Ende der 1950er Jahre setzten erste Reformen ein. Sie zielten auf eine Demokratisierung des Zugangs zu den Hochschulen und auf eine Behebung des Mangels an Fachkräften ab. Sie sahen weiter vor, die Selektion auf später zu verschieben und die Sekundarstufe I in eine Gesamtschule umzuwandeln. Damit wäre die obligatorische Schule vereinheitlicht worden (sechs Jahre Primarstufe, drei Jahre breit gefächerter Unterricht für alle in der Oberstufe). Diese Projekte kamen aber nie über die Versuchsphase hinaus, ausser in Genf mit der Orientierungsstufe und im Tessin mit der scuola media unica. Trotzdem nahm die Einsicht zu, die verschiedenen Schultypen besser aufeinander abzustimmen und die Durchlässigkeit zu verbessern. Zu Beginn des 21. Jahrhunderts dauerte die Sekundarstufe I immer noch unterschiedlich lang und war je nach Kanton anders aufgebaut. Auf dieser Stufe wird die Verschiedenheit der Schulsysteme am deutlichsten sichtbar. Die Sekundarstufe I beginnt nach der vierten, fünften oder sechsten Klasse, dauert in den meisten Kantonen drei, manchmal aber auch vier oder fünf Jahre und umfasst zwei bis vier Abteilungen. Der Übergang zur Sekundarstufe II variiert ebenfalls. Mit dem 2009 in Kraft getretenen Konkordat HarmoS, das auf eine bessere Abstimmung der verschiedenen kantonalen Schulsysteme und der jeweiligen Bildungsstandards abzielte, wurde die Dauer der Sekundarstufe I auf drei Jahre festgelegt (vier im Tessin).

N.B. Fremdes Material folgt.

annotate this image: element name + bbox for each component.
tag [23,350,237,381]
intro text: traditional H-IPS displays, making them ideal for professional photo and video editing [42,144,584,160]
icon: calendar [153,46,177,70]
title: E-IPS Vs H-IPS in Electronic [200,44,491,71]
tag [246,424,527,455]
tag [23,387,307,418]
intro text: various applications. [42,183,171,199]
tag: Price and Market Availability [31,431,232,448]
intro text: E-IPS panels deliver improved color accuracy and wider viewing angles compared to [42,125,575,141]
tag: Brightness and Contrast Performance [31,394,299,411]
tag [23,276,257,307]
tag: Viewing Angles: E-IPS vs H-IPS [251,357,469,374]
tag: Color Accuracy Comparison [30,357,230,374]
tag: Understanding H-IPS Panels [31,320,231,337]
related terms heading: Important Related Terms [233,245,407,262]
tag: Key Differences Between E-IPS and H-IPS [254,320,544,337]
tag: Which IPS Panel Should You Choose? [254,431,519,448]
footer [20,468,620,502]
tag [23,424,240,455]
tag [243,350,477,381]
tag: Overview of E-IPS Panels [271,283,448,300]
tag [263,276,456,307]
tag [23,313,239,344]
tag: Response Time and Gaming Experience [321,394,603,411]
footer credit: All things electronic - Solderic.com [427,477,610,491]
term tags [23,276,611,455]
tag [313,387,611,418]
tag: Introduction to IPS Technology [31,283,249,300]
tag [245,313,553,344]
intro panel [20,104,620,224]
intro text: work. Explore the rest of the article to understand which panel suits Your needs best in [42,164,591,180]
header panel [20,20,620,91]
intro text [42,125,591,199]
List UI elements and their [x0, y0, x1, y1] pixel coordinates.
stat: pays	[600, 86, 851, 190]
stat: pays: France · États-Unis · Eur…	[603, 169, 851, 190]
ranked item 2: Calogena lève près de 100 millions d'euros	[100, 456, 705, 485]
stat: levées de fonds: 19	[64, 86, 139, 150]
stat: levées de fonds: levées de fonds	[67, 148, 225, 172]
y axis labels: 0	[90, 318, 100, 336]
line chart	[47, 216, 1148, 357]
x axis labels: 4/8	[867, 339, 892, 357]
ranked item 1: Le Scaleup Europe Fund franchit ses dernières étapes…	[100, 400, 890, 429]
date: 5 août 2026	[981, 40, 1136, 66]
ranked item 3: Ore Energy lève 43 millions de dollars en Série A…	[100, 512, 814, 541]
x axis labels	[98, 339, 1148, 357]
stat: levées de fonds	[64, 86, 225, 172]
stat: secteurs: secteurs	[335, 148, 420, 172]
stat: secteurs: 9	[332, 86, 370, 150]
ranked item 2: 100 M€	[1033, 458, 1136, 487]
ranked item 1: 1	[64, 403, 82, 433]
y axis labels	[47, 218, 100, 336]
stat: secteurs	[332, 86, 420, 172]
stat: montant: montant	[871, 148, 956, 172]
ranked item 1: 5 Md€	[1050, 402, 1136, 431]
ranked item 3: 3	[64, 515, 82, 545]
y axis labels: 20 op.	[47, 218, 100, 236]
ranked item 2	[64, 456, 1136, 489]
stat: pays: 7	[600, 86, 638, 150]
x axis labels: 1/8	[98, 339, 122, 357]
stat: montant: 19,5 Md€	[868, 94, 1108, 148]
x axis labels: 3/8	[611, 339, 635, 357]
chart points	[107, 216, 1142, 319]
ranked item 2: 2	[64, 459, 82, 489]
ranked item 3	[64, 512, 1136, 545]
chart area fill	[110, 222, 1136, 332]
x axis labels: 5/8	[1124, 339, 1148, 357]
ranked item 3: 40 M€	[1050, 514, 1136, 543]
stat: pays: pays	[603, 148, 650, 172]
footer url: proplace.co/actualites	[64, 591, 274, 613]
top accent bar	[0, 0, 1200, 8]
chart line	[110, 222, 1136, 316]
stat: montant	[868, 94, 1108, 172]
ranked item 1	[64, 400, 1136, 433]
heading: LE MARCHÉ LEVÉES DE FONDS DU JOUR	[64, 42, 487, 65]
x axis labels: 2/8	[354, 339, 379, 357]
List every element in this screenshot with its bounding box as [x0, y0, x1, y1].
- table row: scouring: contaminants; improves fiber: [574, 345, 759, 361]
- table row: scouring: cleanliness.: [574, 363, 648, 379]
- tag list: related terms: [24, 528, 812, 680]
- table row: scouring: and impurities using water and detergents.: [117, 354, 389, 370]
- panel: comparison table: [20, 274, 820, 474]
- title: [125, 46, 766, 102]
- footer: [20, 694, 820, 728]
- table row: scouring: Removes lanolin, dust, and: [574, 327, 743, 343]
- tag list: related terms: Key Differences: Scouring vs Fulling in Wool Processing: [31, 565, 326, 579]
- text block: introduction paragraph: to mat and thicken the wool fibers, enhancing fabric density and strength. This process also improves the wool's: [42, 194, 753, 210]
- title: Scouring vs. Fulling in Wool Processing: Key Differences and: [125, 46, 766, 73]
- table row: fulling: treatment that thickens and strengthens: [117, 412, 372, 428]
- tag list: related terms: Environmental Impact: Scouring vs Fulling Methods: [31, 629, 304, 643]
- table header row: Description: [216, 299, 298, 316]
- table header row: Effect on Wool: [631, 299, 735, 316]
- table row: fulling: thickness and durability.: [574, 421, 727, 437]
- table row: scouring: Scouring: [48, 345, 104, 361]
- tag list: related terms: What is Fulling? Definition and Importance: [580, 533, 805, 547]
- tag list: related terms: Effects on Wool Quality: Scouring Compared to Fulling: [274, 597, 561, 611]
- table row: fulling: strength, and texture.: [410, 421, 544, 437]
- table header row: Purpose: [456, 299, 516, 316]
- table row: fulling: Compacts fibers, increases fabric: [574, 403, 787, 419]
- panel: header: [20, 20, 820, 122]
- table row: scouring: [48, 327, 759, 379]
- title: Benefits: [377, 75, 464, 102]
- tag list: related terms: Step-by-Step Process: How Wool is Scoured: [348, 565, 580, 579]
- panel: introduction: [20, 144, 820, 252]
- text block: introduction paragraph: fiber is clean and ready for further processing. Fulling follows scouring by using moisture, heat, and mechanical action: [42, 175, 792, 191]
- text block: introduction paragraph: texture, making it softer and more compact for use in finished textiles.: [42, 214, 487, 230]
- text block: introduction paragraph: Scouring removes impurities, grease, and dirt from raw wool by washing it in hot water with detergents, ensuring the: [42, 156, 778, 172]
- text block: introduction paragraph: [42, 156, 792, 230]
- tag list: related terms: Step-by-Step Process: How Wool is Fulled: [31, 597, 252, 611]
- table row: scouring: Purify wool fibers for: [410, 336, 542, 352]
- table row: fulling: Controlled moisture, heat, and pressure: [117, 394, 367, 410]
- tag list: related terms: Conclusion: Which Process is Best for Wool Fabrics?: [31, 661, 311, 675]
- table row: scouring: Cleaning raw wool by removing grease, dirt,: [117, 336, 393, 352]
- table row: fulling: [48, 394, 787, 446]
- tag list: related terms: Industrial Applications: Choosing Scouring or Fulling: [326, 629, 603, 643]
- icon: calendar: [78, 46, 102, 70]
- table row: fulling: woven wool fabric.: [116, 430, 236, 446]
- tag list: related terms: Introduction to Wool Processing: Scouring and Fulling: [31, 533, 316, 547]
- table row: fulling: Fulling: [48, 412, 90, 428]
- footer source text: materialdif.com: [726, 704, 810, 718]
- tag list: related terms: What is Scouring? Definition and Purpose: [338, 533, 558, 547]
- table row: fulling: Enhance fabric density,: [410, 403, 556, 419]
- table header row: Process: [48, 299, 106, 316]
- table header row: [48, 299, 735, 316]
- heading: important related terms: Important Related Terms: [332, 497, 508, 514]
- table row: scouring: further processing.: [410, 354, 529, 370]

Streuung der Klassengrössen auf der Sekundarstufe l (Schuljahr 2000-2001)
Streuung der Klassengrössen auf der Sekundarstufe l (Schuljahr 2000-2001) […]

In der Didaktik und Pädagogik hingegen ging die Vereinheitlichung weiter. Die strikte Unterteilung in Fächer wurde aufgeweicht und durch den fächerübergreifenden Unterricht ersetzt. Die Lehrerbildung ist Sache der Kantone. In der Regel absolvieren die Lehrer nicht mehr eine auf einen bestimmten Schultypus ausgerichtete Ausbildung, sondern eine Ausbildung für den ganzen Bereich der Sekundarstufe I. Viel wurde auch in die konstante Weiterbildung der Lehrerschaft investiert. Trotzdem unterliegt die Sekundarstufe I einem dauerhaften Wandel aufgrund der gesamtschweizerischen Koordinationsmassnahmen und wegen der Anpassung des Bildungsangebots an die gesellschaftlichen Bedürfnisse. Dort, wo es noch Sekundarschulen gibt, werden sie als Schultypus mit erweiterten Anforderungen bezeichnet, die auf eine Maturitätsschule oder eine höher qualifizierende Berufsausbildung vorbereiten.

Quellen und Literatur

  • Volkswirtschafts-Lex. der Schweiz 3, [1889]-91, 11-51
  • HWSVw 3, 503-539
  • Lex. der Pädagogik, 3 Bde., hg. von H. Kleiner et al., 1950-52
  • Archiv für das schweiz. Unterrichtswesen 51, 1965-66
  • E. Egger, Das Schulwesen in der Schweiz, 1976
  • A. Veillon, Les origines des classes primaires supérieures vaudoises, 1978
  • Klassifikationsschema der Schulstatistik 1991/1992, 1992
  • Les indicateurs de l'enseignement en Suisse, 1993
  • R. Sauthier, L'enseignement secondaire en Suisse, 1995
  • Une école à la mesure des Alpes? Contribution à une histoire de l'enseignement secondaire, hg. von R. Favier et al., 2009
Weblinks

Zitiervorschlag

Marco Marcacci; Hans-Ulrich Grunder: "Sekundarschule", in: Historisches Lexikon der Schweiz (HLS), Version vom 20.09.2012, übersetzt aus dem Französischen. Online: https://hls-dhs-dss.ch/de/articles/010403/2012-09-20/, konsultiert am 18.04.2024.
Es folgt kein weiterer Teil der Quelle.